Как полагают специалисты, подводный вулканический взрыв в какой-то мере близок по природе детонации взрывчатых веществ под водой. По мнению советского вулканолога К. К. Зеленова, подводные вулканические взрывы резко отличаются от наземных малым разрушением твердого материала. Их основное геологическое значение состоит в интенсивном насыщении водной среды жидкими и газообразными продуктами извержения. Почему происходит так?

Известно, что степень расширения газов зависит от гидростатического давления. На больших глубинах, где оно исчисляется сотнями атмосфер, расширение газов невелико и содержащая их водная камера имеет шаровидную форму. Причем камера расширения газов, всплывая, из воды не выходит. На малых глубинах она принимает удлиненную форму, и находящиеся в ней газы устремляются вверх, поднимая над поверхностью океана столб воды.

Следовательно, при подводном извержении на больших глубинах взрыва не бывает, выброса породы тоже, а лава не разбрызгивается из жерла вулкана газами, а выдавливается из него подобно пасте из тубы и выстилает окружающее дно.
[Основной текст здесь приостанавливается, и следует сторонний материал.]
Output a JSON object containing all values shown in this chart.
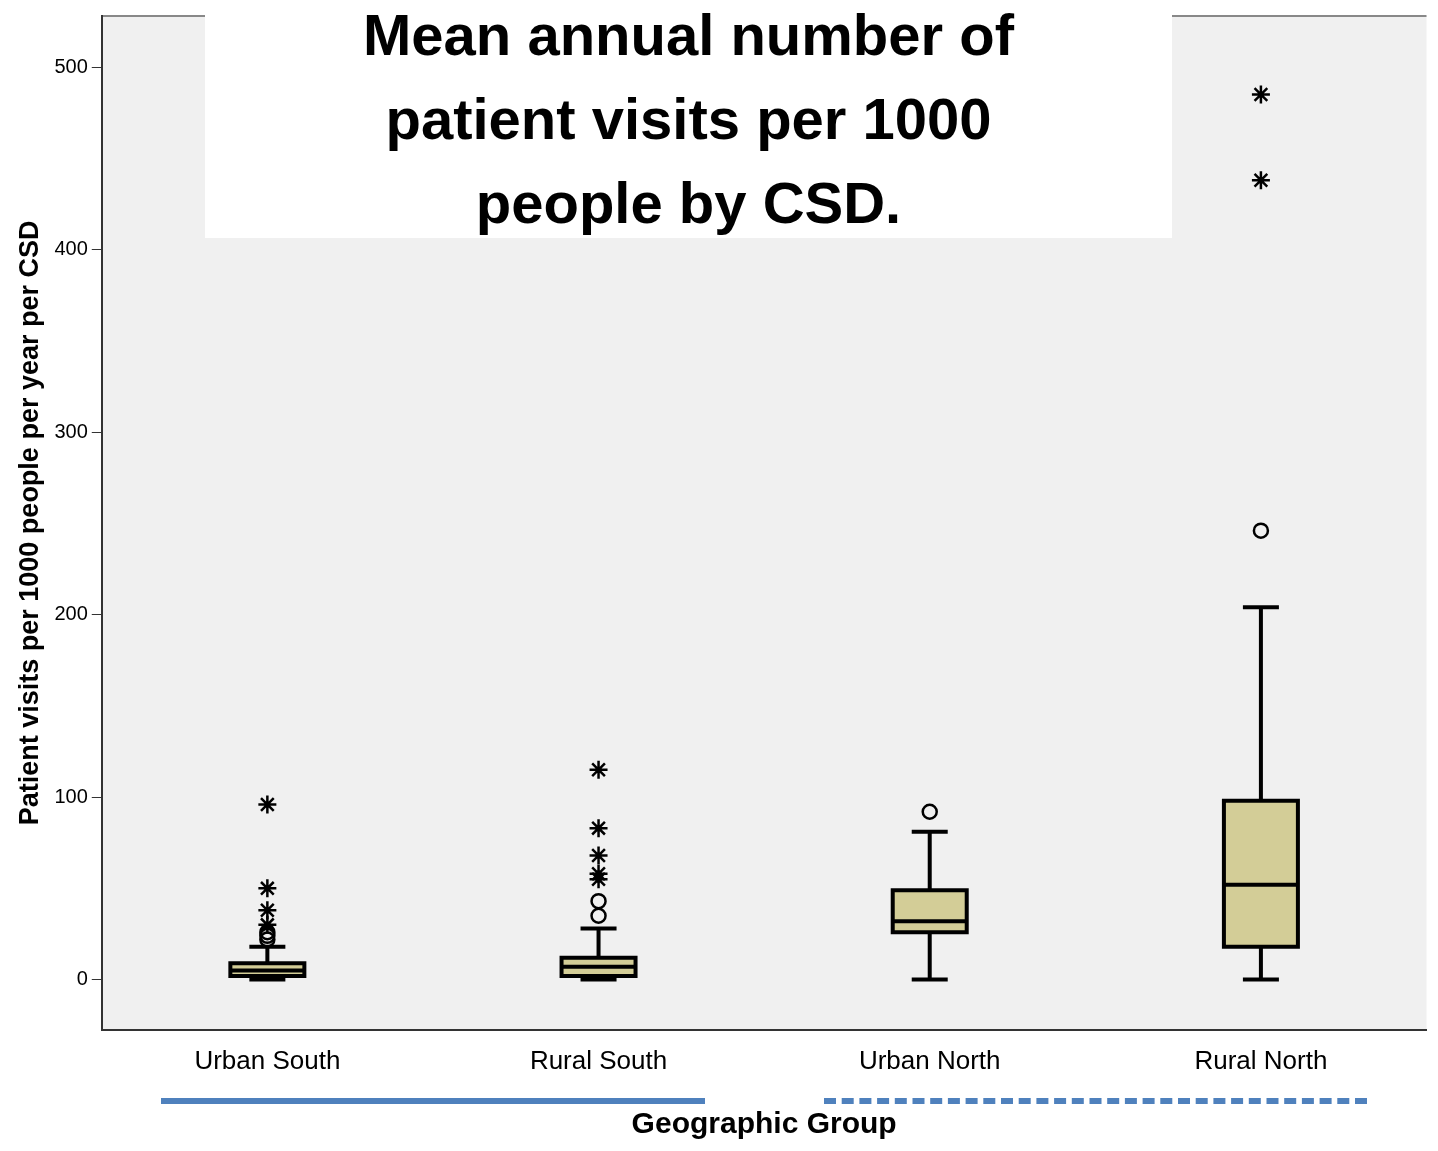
{
  "chart_data": {
    "type": "box",
    "title": "Mean annual number of patient visits per 1000 people by CSD.",
    "xlabel": "Geographic Group",
    "ylabel": "Patient visits per 1000 people per year per CSD",
    "categories": [
      "Urban South",
      "Rural South",
      "Urban North",
      "Rural North"
    ],
    "series": [
      {
        "type": "box",
        "color": "#d3cd97",
        "boxes": [
          {
            "low": 0,
            "q1": 2,
            "median": 5,
            "q3": 9,
            "high": 18,
            "outliers": [
              22,
              24,
              26
            ]
          },
          {
            "low": 0,
            "q1": 2,
            "median": 7,
            "q3": 12,
            "high": 28,
            "outliers": [
              35,
              43
            ]
          },
          {
            "low": 0,
            "q1": 26,
            "median": 32,
            "q3": 49,
            "high": 81,
            "outliers": [
              92
            ]
          },
          {
            "low": 0,
            "q1": 18,
            "median": 52,
            "q3": 98,
            "high": 204,
            "outliers": [
              246
            ]
          }
        ]
      },
      {
        "type": "scatter",
        "marker": "cross",
        "color": "#000000",
        "x": [
          "Urban South",
          "Urban South",
          "Urban South",
          "Urban South",
          "Rural South",
          "Rural South",
          "Rural South",
          "Rural South",
          "Rural South",
          "Rural North",
          "Rural North"
        ],
        "values": [
          30,
          38,
          50,
          96,
          55,
          58,
          68,
          83,
          115,
          438,
          485
        ]
      }
    ],
    "ylim": [
      -27.5,
      528
    ],
    "yticks": [
      0,
      100,
      200,
      300,
      400,
      500
    ],
    "grid": false,
    "legend": false
  }
}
Из-за высокого гидростатического давления в излившейся лаве не возникают, как это бывает на мелководье или на суше, газовые пузырьки и она не пенится, но газ в ней все-таки есть. В связи с этим стоит привести любопытный случай, подтверждающий сказанное. Как-то в одной океанологической экспедиции подняли с большой глубины кусок базальта. В результате резкого перепада давления он тут же покрылся трещинами и рассыпался на мелкие части, разорванный заключенным внутри него газом.
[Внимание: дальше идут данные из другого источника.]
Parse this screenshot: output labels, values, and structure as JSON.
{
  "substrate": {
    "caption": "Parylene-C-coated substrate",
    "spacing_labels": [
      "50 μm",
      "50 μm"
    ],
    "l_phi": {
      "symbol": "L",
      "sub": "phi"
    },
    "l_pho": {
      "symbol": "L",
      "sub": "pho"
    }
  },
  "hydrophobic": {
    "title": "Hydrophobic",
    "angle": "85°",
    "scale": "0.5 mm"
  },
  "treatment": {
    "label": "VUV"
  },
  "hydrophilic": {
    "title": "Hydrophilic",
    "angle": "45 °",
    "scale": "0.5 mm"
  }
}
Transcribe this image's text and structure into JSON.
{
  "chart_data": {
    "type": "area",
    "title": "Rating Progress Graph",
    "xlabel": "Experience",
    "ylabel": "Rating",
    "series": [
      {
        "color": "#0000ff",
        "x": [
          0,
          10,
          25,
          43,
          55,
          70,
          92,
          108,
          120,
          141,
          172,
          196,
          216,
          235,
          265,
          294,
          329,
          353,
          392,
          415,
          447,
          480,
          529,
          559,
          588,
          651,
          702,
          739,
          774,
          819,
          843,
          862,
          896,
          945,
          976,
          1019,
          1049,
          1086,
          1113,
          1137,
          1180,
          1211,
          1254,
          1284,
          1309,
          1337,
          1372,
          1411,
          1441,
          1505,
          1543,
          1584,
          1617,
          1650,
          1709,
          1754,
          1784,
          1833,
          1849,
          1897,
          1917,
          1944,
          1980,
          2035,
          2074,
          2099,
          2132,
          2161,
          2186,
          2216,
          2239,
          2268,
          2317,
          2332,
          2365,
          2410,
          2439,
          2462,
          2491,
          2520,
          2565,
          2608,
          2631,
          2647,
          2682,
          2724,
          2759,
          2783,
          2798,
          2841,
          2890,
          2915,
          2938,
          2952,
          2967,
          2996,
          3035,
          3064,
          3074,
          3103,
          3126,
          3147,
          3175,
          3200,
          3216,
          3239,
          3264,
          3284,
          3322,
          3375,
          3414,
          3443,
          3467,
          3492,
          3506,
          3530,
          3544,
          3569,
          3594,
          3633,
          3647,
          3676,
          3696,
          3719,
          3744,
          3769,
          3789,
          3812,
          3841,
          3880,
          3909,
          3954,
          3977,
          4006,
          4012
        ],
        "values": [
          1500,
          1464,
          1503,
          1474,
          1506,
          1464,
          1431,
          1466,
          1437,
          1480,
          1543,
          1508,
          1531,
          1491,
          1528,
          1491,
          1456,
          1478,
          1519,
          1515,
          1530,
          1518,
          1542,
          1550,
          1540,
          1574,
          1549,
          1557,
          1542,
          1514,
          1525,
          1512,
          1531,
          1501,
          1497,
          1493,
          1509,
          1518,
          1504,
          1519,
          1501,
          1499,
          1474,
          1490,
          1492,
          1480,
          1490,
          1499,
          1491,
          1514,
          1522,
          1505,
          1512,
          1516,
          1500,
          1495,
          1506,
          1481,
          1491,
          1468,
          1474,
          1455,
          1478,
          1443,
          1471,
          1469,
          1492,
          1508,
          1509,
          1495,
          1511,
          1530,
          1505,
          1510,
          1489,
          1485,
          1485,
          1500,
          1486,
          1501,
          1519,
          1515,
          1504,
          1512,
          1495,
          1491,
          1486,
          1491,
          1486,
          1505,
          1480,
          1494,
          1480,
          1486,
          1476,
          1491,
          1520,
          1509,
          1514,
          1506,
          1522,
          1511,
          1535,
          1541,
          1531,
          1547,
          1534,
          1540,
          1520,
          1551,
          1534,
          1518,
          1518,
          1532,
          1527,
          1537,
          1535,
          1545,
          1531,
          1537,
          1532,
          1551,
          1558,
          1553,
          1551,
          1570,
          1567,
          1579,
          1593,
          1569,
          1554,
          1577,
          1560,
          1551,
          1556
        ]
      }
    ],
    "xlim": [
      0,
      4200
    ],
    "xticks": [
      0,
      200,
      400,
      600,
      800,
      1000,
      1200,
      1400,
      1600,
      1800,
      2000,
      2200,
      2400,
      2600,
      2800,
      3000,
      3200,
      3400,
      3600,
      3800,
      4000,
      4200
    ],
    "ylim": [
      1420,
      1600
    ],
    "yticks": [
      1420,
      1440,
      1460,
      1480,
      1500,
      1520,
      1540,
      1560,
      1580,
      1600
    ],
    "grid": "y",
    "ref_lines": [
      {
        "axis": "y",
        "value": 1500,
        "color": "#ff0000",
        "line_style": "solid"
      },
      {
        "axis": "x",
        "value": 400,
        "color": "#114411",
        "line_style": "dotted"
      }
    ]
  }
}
Подводные вулканы расположены на океанском дне неравномерно, сгруппировались в определенных участках планеты. В Атлантическом океане, например, они в большинстве своем сосредоточены на огромном горном образовании – Срединном Атлантическом хребте, видимая часть которого на севере – острова Ян-Майен, Исландия, южнее – Азорский архипелаг, далее на юг – острова Вознесения, Святой Елены, Тристан-да-Кунья; на юге завершают эту цепь острова Буве. Обособленно расположены в Атлантике вулканические районы Канарского архипелага и островов Зеленого Мыса.
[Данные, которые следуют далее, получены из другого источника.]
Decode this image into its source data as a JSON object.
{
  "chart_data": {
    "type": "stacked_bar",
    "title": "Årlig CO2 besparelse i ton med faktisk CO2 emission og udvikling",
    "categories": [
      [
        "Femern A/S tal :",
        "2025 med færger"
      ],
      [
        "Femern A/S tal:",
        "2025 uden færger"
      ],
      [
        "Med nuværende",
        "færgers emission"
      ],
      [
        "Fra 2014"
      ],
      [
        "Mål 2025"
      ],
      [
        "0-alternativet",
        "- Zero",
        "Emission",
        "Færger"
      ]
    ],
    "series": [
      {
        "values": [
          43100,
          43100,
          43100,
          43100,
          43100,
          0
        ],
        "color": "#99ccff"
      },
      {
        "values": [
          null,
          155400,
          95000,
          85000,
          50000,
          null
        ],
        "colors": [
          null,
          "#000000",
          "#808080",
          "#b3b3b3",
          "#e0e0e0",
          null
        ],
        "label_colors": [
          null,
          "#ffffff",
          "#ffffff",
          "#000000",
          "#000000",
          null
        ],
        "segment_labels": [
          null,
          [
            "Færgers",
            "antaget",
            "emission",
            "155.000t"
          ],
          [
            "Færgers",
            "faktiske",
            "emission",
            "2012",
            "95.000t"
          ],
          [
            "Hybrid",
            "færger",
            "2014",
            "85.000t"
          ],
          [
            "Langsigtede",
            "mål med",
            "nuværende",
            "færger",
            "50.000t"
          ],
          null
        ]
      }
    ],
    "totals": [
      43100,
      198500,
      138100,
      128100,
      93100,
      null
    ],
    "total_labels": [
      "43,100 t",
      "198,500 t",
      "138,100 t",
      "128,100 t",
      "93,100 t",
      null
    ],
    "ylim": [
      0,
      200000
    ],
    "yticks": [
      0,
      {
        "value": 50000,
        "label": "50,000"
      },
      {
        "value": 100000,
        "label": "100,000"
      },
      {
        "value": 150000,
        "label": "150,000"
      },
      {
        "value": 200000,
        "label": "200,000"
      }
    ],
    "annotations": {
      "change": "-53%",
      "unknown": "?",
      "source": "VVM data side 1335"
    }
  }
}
В Тихом океане вулканы тяготеют к цепи архипелагов Самоа-Маршаллова-Каролинского-Кука-Тубуаи-Туамоту, а также к подводному хребту Императорских гор и горному образованию, проходящему от атолла Джонстон через архипелаг Туамоту. Кроме того, в этом океане вулканически активны Восточно-Тихоокеанский хребет с островом Пасхи, Галапагосский вулканический архипелаг и вулканический подводный хребет Сала-и-Гомес, заканчивающийся на востоке хребтом Наска.